В 2017 году, впервые встретившись в Большом театре с оперой Вайнберга «Идиот», я был менее опытен, хотя на тот момент уже пел Ленского в спектакле Дмитрия Чернякова. Для меня роль Мышкина, которую мы тогда делали с режиссером Евгением Арье, стала серьезным вызовом: сложная партия и по хронометражу, поскольку почти весь спектакль нужно находиться на сцене, и психологически. В таких операх необходимо убедительно актерски существовать на сцене – только петь и выражать драматическую составляющую голосом недостаточно. Ленский в тот момент помогал мне «встретить» Мышкина. А сейчас я бы провел параллель между Гвидоном и Мышкиным. С одной стороны, эти персонажи на разных полюсах: Гвидон как аутист не способен на открытые эмоции и не может их прямо выражать, а Мышкин, наоборот, человек до болезненности понимающий, чувствующий эмоции и страдания других. Однако все равно эти разные князья похожи, пересекаются.

СБ Как раз мой второй вопрос об этом. Как ты считаешь, почему «Идиот» в Зальцбурге получил настолько широкий общественный резонанс, а не менее мощная «Сказка о царе Салтане» в Брюсселе в постановке Чернякова обсуждалась все же меньше?

БВ Думаешь, с Гвидоном было иначе? Не знаю. Для себя я ставлю их абсолютно на равных. Гвидон – персонаж одного моего полушария, Мышкин – второго. Без Гвидона, возможно, не было бы Мышкина. Скрупулезные репетиции с Дмитрием Черняковым, с которым мы готовили три постановки и несколько возобновлений, дали мне арсенал ключевых навыков. С Варликовским я сейчас работал впервые. Откровенно скажу, не мог даже представить настолько идеальной постановочной команды: по-моему, у нас сошлось все. Кроме того, специально для нашего проекта Sikorski выпустило новое издание «Идиота», партитуру и клавир, где все тщательно выверено. В старых нотах оказалось немало ошибок, поэтому мне приходилось переучивать ряд фрагментов, и это помимо того, что мы впервые поставили и записали максимально полную версию без всяких купюр – музыки оказалось на час больше, чем я исполнял ранее.
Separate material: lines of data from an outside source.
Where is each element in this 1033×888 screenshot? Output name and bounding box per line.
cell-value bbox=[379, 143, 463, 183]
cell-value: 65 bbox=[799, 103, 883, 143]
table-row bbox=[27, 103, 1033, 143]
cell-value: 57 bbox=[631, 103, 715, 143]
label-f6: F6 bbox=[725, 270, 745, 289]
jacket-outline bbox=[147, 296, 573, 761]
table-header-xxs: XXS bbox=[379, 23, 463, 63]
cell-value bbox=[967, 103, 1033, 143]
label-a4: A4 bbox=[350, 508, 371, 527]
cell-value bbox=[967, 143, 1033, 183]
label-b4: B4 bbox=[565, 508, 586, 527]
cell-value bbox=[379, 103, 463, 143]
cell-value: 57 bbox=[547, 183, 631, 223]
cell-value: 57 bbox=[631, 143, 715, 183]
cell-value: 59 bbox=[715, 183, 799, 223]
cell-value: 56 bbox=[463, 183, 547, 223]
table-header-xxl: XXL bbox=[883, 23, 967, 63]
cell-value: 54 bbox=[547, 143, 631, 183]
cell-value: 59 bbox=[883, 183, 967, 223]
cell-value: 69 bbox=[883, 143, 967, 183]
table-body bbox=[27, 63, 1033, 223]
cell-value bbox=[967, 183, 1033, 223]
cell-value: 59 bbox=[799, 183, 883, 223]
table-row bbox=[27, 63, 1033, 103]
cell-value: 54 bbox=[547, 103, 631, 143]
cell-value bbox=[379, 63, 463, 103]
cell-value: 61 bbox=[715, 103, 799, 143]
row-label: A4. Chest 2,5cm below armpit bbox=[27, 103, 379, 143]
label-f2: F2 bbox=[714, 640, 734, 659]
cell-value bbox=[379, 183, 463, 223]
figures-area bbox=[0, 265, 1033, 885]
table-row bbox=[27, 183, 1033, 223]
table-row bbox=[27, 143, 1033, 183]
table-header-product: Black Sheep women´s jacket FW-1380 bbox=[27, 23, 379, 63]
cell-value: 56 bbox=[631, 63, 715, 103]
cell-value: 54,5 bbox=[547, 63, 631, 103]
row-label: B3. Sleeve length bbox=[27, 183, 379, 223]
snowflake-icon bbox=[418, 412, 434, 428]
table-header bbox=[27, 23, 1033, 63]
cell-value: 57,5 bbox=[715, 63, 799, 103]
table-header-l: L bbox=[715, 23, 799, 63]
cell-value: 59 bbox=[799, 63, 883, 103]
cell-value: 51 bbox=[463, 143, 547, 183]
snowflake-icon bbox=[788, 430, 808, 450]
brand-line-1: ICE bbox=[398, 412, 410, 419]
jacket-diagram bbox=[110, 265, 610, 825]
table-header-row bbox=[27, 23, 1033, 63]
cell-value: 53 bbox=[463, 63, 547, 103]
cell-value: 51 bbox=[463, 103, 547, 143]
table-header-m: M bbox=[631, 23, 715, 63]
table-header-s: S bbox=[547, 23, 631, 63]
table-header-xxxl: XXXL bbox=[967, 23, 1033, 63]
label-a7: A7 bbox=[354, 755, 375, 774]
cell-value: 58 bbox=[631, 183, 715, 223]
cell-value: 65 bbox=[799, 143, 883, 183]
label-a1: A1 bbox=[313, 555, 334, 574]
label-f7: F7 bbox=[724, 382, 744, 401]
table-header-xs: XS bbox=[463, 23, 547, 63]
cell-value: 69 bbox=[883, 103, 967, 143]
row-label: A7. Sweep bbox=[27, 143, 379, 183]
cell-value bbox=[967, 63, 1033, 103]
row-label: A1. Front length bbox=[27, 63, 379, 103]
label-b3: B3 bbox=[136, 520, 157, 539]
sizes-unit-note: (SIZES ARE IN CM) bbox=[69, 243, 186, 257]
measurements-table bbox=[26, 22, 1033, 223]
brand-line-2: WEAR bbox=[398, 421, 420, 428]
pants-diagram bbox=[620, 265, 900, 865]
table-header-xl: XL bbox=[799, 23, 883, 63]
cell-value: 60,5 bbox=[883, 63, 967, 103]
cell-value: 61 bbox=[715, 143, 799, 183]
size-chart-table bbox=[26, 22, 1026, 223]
СБ Можешь сравнить режиссерские стили Чернякова и Варликовского? Мне кажется, есть много общего.

БВ Возможно, они имеют одни и те же цели, у обоих – психологический театр, но методы и подходы у них разные. Трех режиссеров, которые на меня сильно повлияли, нельзя ни с кем спутать: Черняков, Лой и Варликовский. В спектаклях Чернякова нет ни одного случайного жеста или, например, поворота головы, в первую очередь он требователен к деталям, в совокупности которые срабатывают и, как ни странно, в итоге придают артистам ощущение полной свободы на сцене. С Кшиштофом мы также все подробно обговаривали, но нередко он предлагал импровизировать, несколько мизансцен в ходе репетиций мы меняли, а что-то даже рождалось в последний момент. Например, эпилептический припадок Мышкина, специально перенесенный в нашем спектакле в конец первой части, до антракта, и начинающийся сразу после обмена крестами, но еще до встречи Мышкина и Рогожина с ножом. После обсуждения очередного прогона Варликовский попросил, чтобы я посмотрел, что такое пляска святого Витта. Это нервное заболевание «хорея» (от греч. χορεία – «пляска») – ужасающий симптом некоторых тяжелых болезней мозга, когда возникают беспорядочные движения тела, и человек не может их ни контролировать, ни остановить.

Фото: Bernd Uhlig

СБ Люди, которые видели проявление эпилепсии в жизни и эту сыгранную тобой сцену в спектакле, говорили мне, что становилось по-настоящему страшно, настолько получилось похоже.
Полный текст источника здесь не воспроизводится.